Berittene Rekruten ſangen das jetzt ſo beliebte:
Friſch auf, Cameraden, auf's Pferd, auf's Pferd!
In's Feld, in die Freiheit gezogen!
Sie ſchaukelten ſich dabei, noch ungeſchult, in toller
Luſtigkeit in den Sätteln.
„Was iſt dieſen Bauerlümmeln Freiheit — was
Vaterland! rief es in ihm. Der Stock ihr Meiſter,
und doch gehn Sie muthig dem entgegen, dem ſie
nicht ausweichen können; ſie müßten denn deſertiren.
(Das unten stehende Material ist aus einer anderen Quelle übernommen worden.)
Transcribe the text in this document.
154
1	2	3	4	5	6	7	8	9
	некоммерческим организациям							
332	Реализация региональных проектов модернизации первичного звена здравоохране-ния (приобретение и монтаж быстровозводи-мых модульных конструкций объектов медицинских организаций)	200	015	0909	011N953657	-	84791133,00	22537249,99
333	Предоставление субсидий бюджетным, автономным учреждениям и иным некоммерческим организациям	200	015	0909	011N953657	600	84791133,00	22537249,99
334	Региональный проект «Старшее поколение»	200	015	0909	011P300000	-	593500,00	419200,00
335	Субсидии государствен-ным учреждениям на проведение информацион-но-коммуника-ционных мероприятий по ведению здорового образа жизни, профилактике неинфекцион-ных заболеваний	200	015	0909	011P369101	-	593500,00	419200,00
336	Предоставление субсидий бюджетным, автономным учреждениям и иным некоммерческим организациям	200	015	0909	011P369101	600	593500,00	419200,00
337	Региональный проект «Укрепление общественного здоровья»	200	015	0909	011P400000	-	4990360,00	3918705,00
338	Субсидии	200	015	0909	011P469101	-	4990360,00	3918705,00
Und das Deſertiren hat in dieſem Lande mehr Ge¬
fahr, als — dem Feinde ſtehen. Ich will auch nicht
deſertiren.“
Er ging weiter; nicht nach der Poſt, aber doch
ſchien er noch unſchlüſſig, wohin. War es Zufall,
daß ſeine Schritte ſich nach dem Hotel des fran¬
zöſiſchen Geſandten lenkten? Alles war hier in Thä¬
tigkeit, Packwagen ſtanden unter dem offenen Thor¬
weg; aber auch eine Kutſche angeſpannt auf der
Straße. Laforeſt wollte Abſchiedsbeſuche machen.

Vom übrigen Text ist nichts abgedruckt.